Wednesday, 25 August 2010

From the archive: "The Leopard"

The Italian-language equivalent of Gone With the Wind or The Godfather, Luchino Visconti's sumptuous The Leopard charts the lives and loves of a Sicilian family of aristocrats over the late 19th century. Presiding over them all is the compelling Prince Don Fabrizio Salina, played by Burt Lancaster: a character who truly considers himself unimpeachable, above the world, but in reality an arrogant, godless libertine who abandons his family to spend a night with a whore as Garibaldi's revolution breaks out and dead bodies start turning up in the back garden. Alain Delon is the Prince's adopted nephew, who takes up with the revolutionaries, but his the impetuous knack of switching sides at will; Claudia Cardinale the Sicilian aristocracy's idea of the girl next door, daughter of the clan's nouveau riche enemies, for whom Delon comes to fall.
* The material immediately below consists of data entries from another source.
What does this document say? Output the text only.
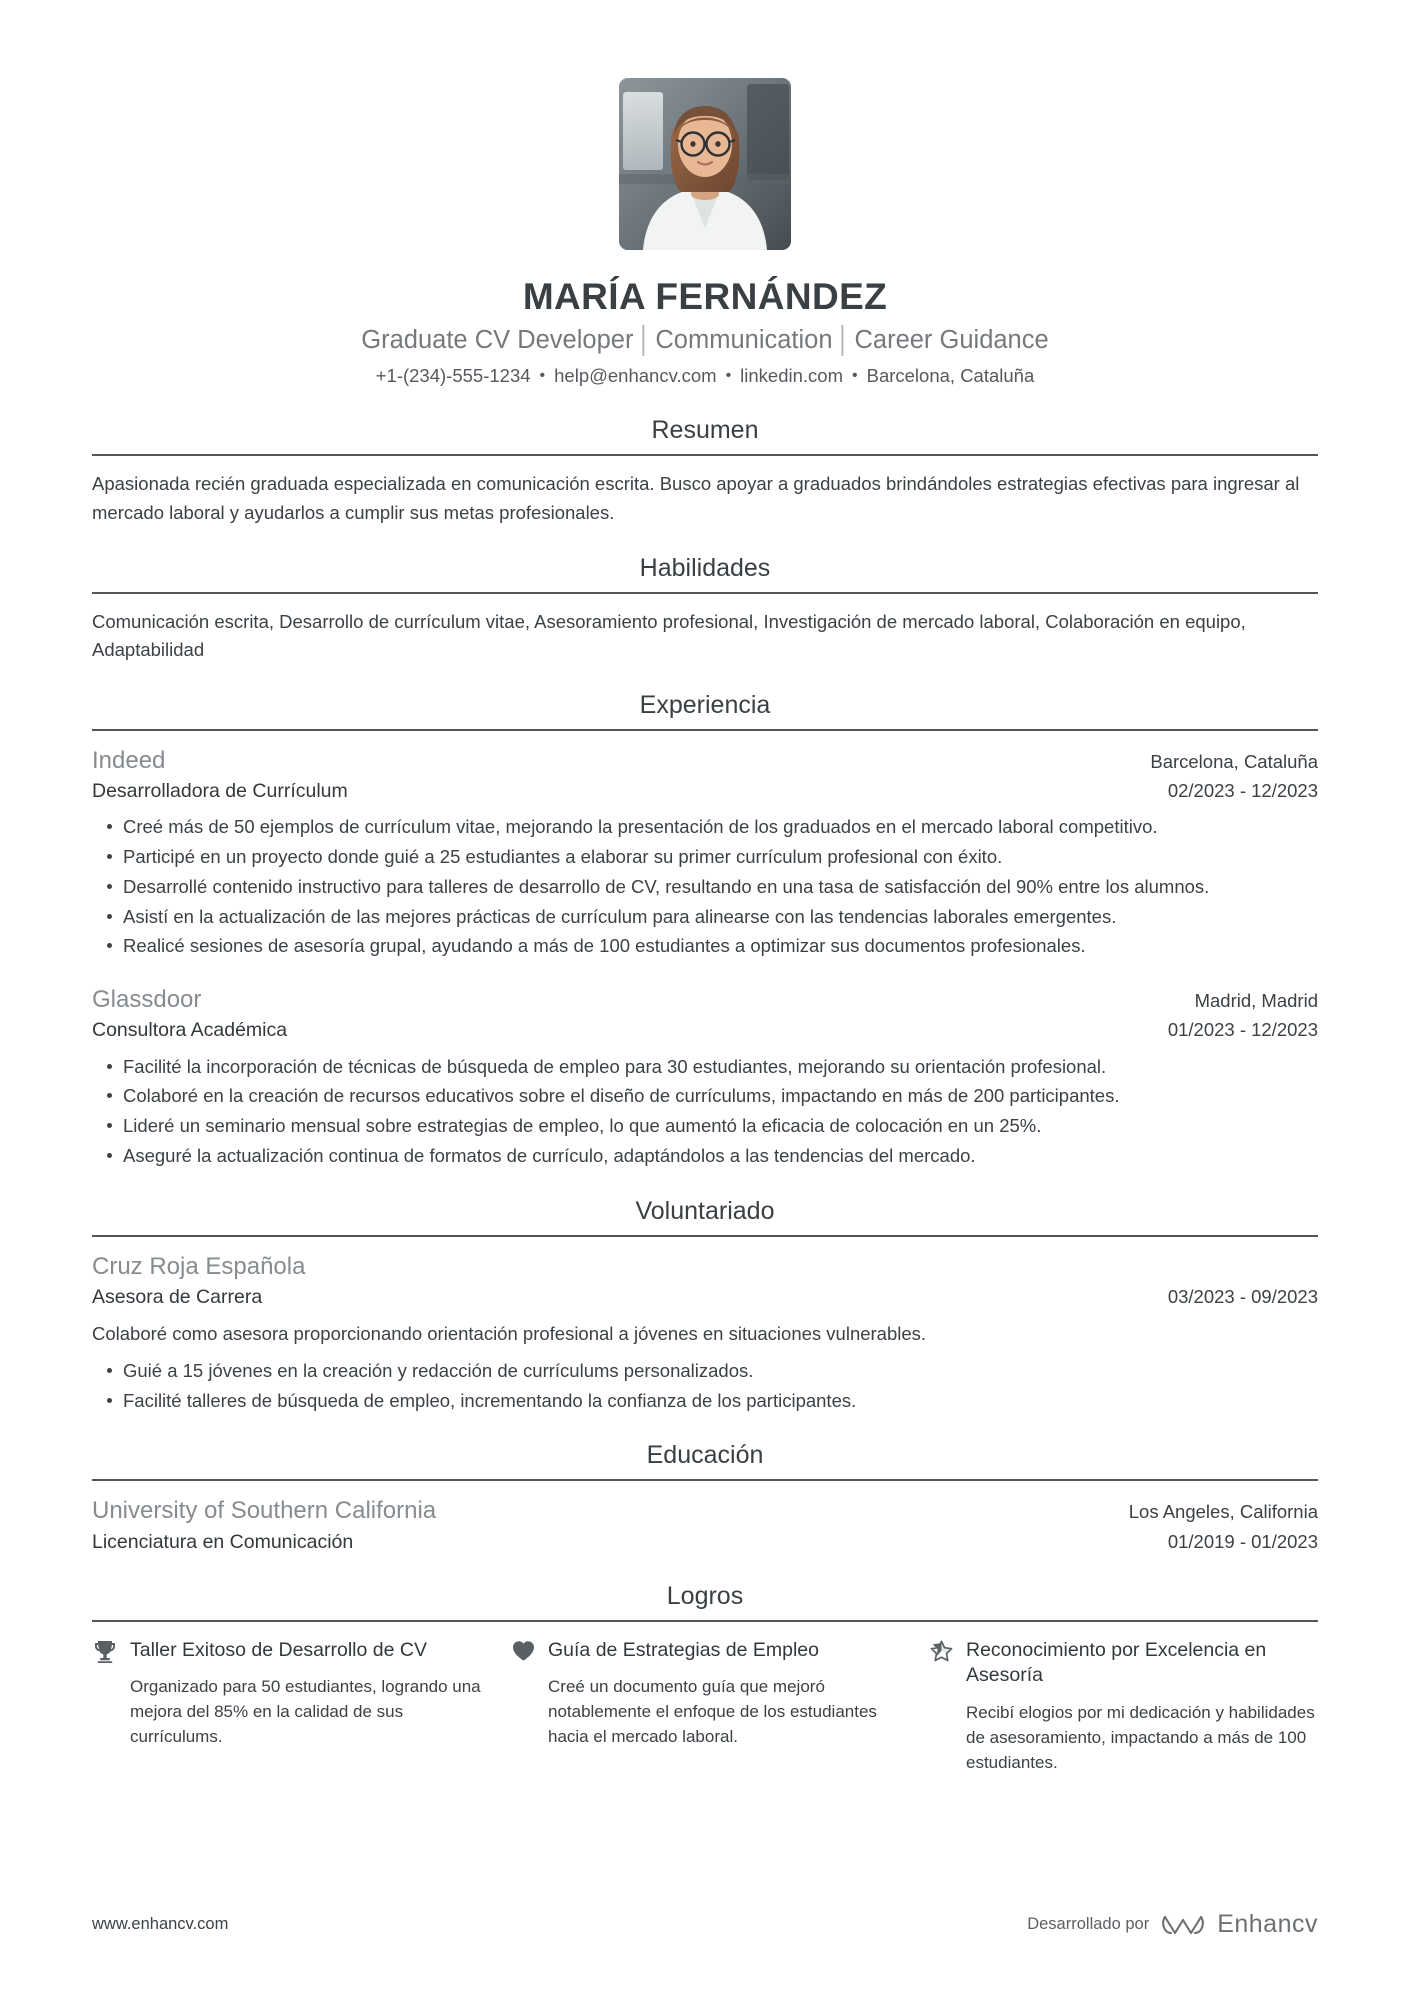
MARÍA FERNÁNDEZ
Graduate CV Developer │ Communication │ Career Guidance
+1-(234)-555-1234 • help@enhancv.com • linkedin.com • Barcelona, Cataluña
Resumen
Apasionada recién graduada especializada en comunicación escrita. Busco apoyar a graduados brindándoles estrategias efectivas para ingresar al mercado laboral y ayudarlos a cumplir sus metas profesionales.
Habilidades
Comunicación escrita, Desarrollo de currículum vitae, Asesoramiento profesional, Investigación de mercado laboral, Colaboración en equipo, Adaptabilidad
Experiencia
Indeed	Barcelona, Cataluña
Desarrolladora de Currículum	02/2023 - 12/2023
Creé más de 50 ejemplos de currículum vitae, mejorando la presentación de los graduados en el mercado laboral competitivo.
Participé en un proyecto donde guié a 25 estudiantes a elaborar su primer currículum profesional con éxito.
Desarrollé contenido instructivo para talleres de desarrollo de CV, resultando en una tasa de satisfacción del 90% entre los alumnos.
Asistí en la actualización de las mejores prácticas de currículum para alinearse con las tendencias laborales emergentes.
Realicé sesiones de asesoría grupal, ayudando a más de 100 estudiantes a optimizar sus documentos profesionales.
Glassdoor	Madrid, Madrid
Consultora Académica	01/2023 - 12/2023
Facilité la incorporación de técnicas de búsqueda de empleo para 30 estudiantes, mejorando su orientación profesional.
Colaboré en la creación de recursos educativos sobre el diseño de currículums, impactando en más de 200 participantes.
Lideré un seminario mensual sobre estrategias de empleo, lo que aumentó la eficacia de colocación en un 25%.
Aseguré la actualización continua de formatos de currículo, adaptándolos a las tendencias del mercado.
Voluntariado
Cruz Roja Española
Asesora de Carrera	03/2023 - 09/2023
Colaboré como asesora proporcionando orientación profesional a jóvenes en situaciones vulnerables.
Guié a 15 jóvenes en la creación y redacción de currículums personalizados.
Facilité talleres de búsqueda de empleo, incrementando la confianza de los participantes.
Educación
University of Southern California	Los Angeles, California
Licenciatura en Comunicación	01/2019 - 01/2023
Logros
Taller Exitoso de Desarrollo de CV
Organizado para 50 estudiantes, logrando una mejora del 85% en la calidad de sus currículums.
Guía de Estrategias de Empleo
Creé un documento guía que mejoró notablemente el enfoque de los estudiantes hacia el mercado laboral.
Reconocimiento por Excelencia en Asesoría
Recibí elogios por mi dedicación y habilidades de asesoramiento, impactando a más de 100 estudiantes.
www.enhancv.com	Desarrollado por	Enhancv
Its influence on The Godfather in particular can be seen in the emphasis Visconti and his collaborators place upon the regime's corruption, at once personal, political and spiritual. The Leopard begins with vote-rigging and marriages of convenience, then goes on to illustrate the Salinas' various other weaknesses. They're blind: Delon returns from the battlefield with a bandage over one eye; Don Fabrizio deceives himself even as he claims to lack self-deception. They're deaf: daughter Concetta (Lucilla Morlacchi) receives a book of poems from one suitor with a monograph stating words to that effect; when Don Fabrizio gives the speech that gives the film (and gave Giuseppe di Lampedusa's source novel) its title, he's greeted with a blunt "Sorry, I didn't hear that".

Most of all, they're mute: unable to speak up at the ballot box, failing to say the right things to one another just when they need to be said. The film draws towards its conclusion with a near-legendary, hour-long ball sequence, at which - despite the magnificent costuming - examples of all three flaws are on full display. (No wonder Lancaster staggers off with a headache at the end of it.) If The Leopard is rightly regarded as one of the great book-to-screen adaptations of all time, it's for the way it manages to get the pith of the novel - its sidebars and subtexts - up onto the screen and yet remain kinesthetic, fully dramatising even the heftiest hunk of exposition.

Speaking of hefty hunks, Lancaster was never more immense; even robbed of his own voice by the dubbing, the actor still seemed to demand the Cinemascope format, prowling every corner of the frame. Delon, too, finds himself with more space to romp in - and a character that allows him more leeway for such romping. It's the actor's most playful appearance: he's clearly the jackal following in the Leopard's pawprints. Yet the film suggests each generation is doomed to be undone by their forefathers' weaknesses; the curse of stupidity falls on those at one end of the social spectrum, that of entitlement at the other, and all are bound to perish scarcely more enlightened than when they first entered this world. The more things change, the more they stay the same; the Leopard never quite shucks those spots.

The majority of epics are intended as serious but rousing affairs, intended to send an audience back out onto the street after two, three, four hours so caught up in a fictional world that they want to know where those characters go next. Halfway through Visconti's film, Don Fabrizio voices his belief that humankind has barely a couple of centuries left, and indeed the film's final line - "Now we can take it easy" - suggests a complacency that will be particularly conducive to extinction. Other epics would get bolder and more expansive the longer they went on, but The Leopard turns out to be a very modern, neurotic epic in which the director eventually contracts the screen space down to one blind alley, through which his main character apparently disappears for good.

(October 2004)

The Leopard is rereleased in selected cinemas from Friday.